In a landmark ruling yesterday, Federal District Judge Dolly M. Gee ordered the federal government to provide legal representation for immigrant detainees in California, Arizona and Washington who have serious mental disabilities and are unable to represent themselves in immigration court. This is a historic decision — it is the first ever to recognize a right to appointed counsel in immigration proceedings for a group of immigrants. Unlike the criminal justice system, where judges are generally required to appoint counsel for defendants who cannot afford a lawyer, there are no safeguards in the immigration enforcement system to ensure the basic fairness of having legal representation for immigrants. As a result, over half of all individuals in immigration court — including 84% of detained individuals — must face the complex legal proceedings alone and unrepresented, while the government is always represented by a lawyer.

The court’s ruling will begin to correct this unjust system by providing essential protections for an extraordinarily vulnerable group — immigrants with serious mental disabilities whom the government imprisons while their cases remain pending. As Judge Gee found, the appointment of a legal representative for such individuals “serves only to level the playing field by allowing them to meaningfully access the hearing process.”

The government denied such a level playing field to José Antonio Franco-Gonzalez. José, now 33, has a cognitive disability; he did not learn to speak until he was six or seven years old, he does not know his own birthday or age, he has trouble recognizing numbers and counting, and he cannot tell time. He functions at the cognitive level of a child; by some measures, as young as two years old.

In April 2005, after serving a sentence in state criminal custody, José was transferred to immigration detention. A few months later, an immigration judge ordered the closure of his case, citing the finding by a government psychiatrist that José lacked even the most basic understanding of his immigration proceedings. Despite the fact that there were no open removal proceedings against him, José remained incarcerated for another four and a half years. Because he didn’t have an attorney, José never stepped foot into a courtroom during that time. Finally, after an attorney learned of José’s case and filed a habeas petition in federal court seeking his release, José was released from custody in March 2010.

Like José, hundreds of other immigrant detainees spend months, sometimes years, in detention without legal representation, even though they are not able to defend themselves or even understand the proceedings against them. About 34,000 individuals are put in immigration detention daily, and according to government estimates, 1,000 of those individuals have mental disabilities. Yet it took three years of hard-fought litigation to get to this historic ruling, because the government maintained that there was nothing wrong with an immigration system that left people like José to defend themselves against trained government attorneys in their removal proceedings, despite their serious mental disabilities.

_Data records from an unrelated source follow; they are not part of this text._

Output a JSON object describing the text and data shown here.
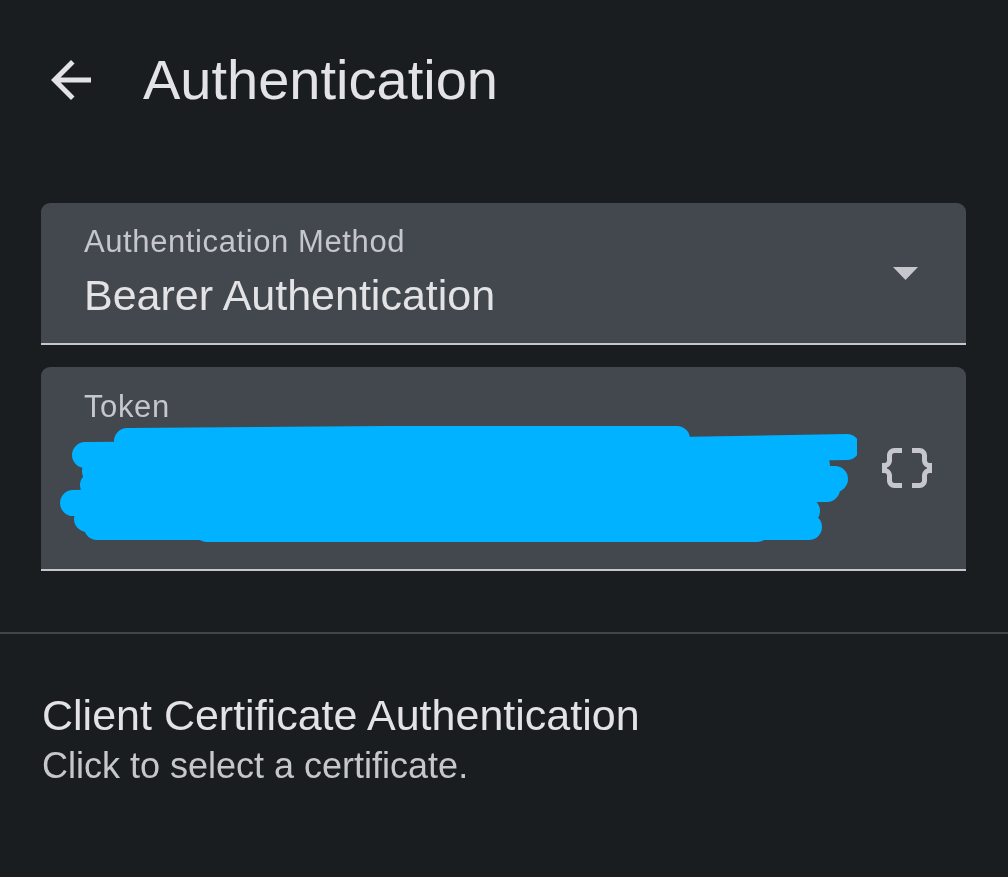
{
  "header": {
    "title": "Authentication"
  },
  "method_select": {
    "label": "Authentication Method",
    "value": "Bearer Authentication"
  },
  "token_field": {
    "label": "Token",
    "redacted": true
  },
  "client_certificate": {
    "title": "Client Certificate Authentication",
    "subtitle": "Click to select a certificate."
  }
}
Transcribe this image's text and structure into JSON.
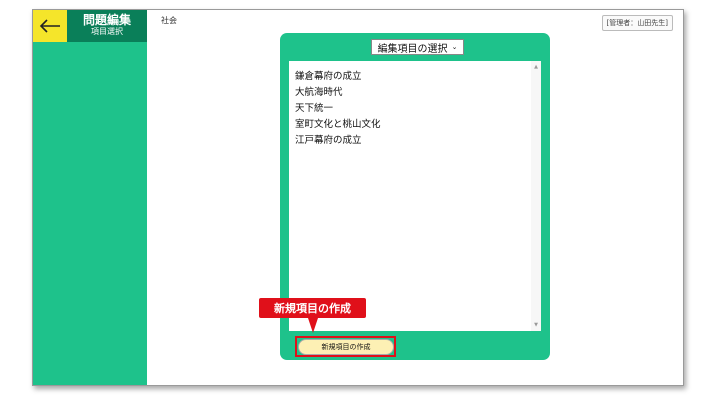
{
  "header": {
    "title": "問題編集",
    "subtitle": "項目選択"
  },
  "subject": "社会",
  "admin": "[管理者：山田先生]",
  "select": {
    "value": "編集項目の選択"
  },
  "list": {
    "items": [
      "鎌倉幕府の成立",
      "大航海時代",
      "天下統一",
      "室町文化と桃山文化",
      "江戸幕府の成立"
    ]
  },
  "create_button": "新規項目の作成",
  "callout": "新規項目の作成",
  "colors": {
    "sidebar": "#1ec28b",
    "header_dark": "#0a7f59",
    "back_button": "#f5e52a",
    "accent_red": "#e0101a",
    "button_fill": "#fdf0b4"
  },
  "icons": {
    "back": "arrow-left-icon",
    "dropdown": "chevron-down-icon"
  }
}
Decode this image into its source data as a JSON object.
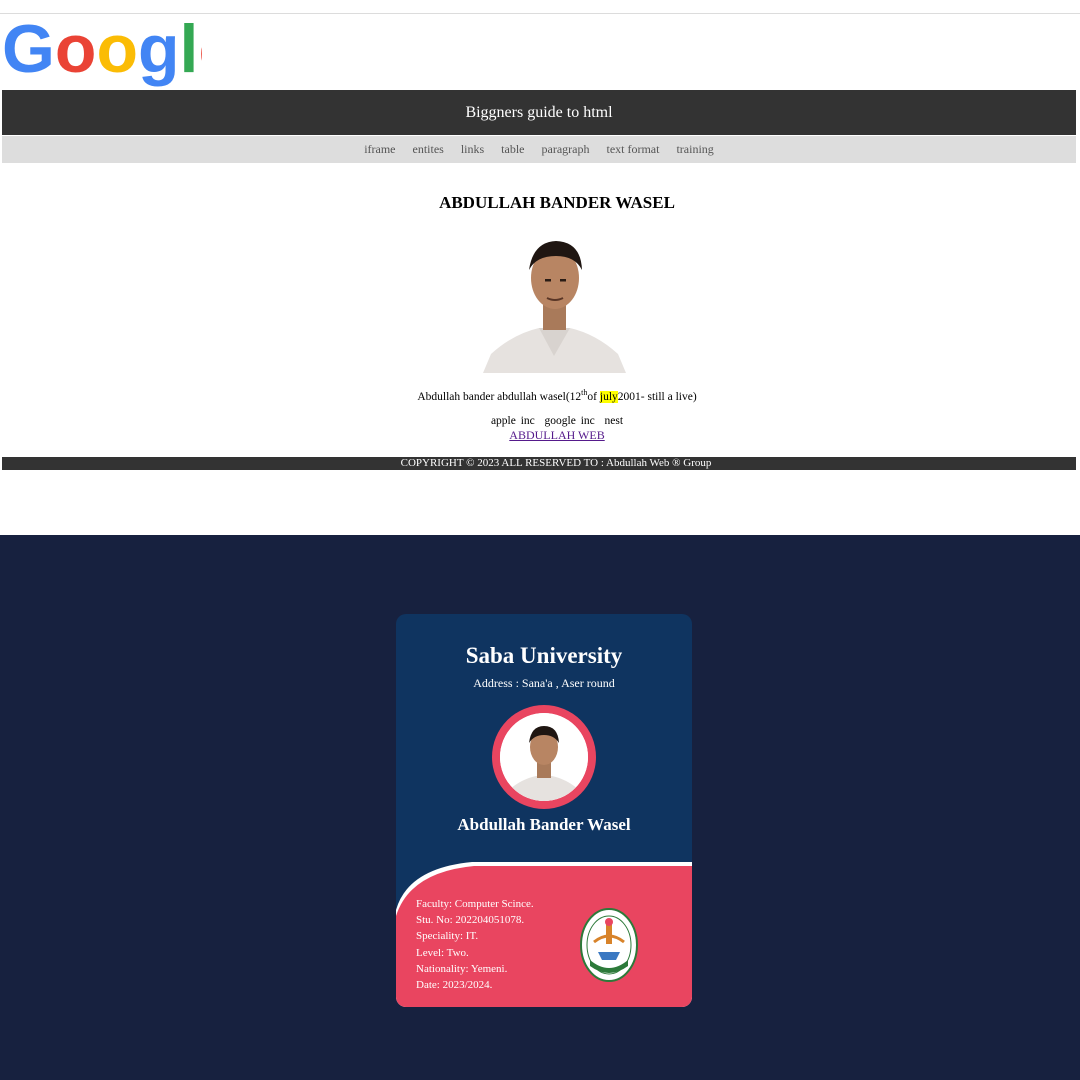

Judge Gee’s ruling also requires that all immigrant detainees in California, Arizona and Washington with serious mental disabilities who have been detained for more than six months must be provided with a bond hearing where the government must justify continued detention. Hundreds of immigrant detainees in these three states, many of whom are unnecessarily detained under so-called “mandatory” detention statutes, will finally have an opportunity to ask an immigration judge for their release.

This ruling is a huge step in ensuring that our immigration system is fair and humane. Recently, in response to the imminent issuance of today’s court order, the government announced that it will change its policies nationwide to provide procedural safeguards to immigrant detainees with serious mental disabilities. While it is a shame that it took a federal lawsuit and protracted litigation before the government took any action to protect this vulnerable population, it is necessary that, going forward, the federal government commit to implementing systemic policy changes that protect individuals like José. As the country engages in a debate over comprehensive immigration reform, it is important to remember that principles of due process, fairness, and humanity must govern our immigration enforcement policies.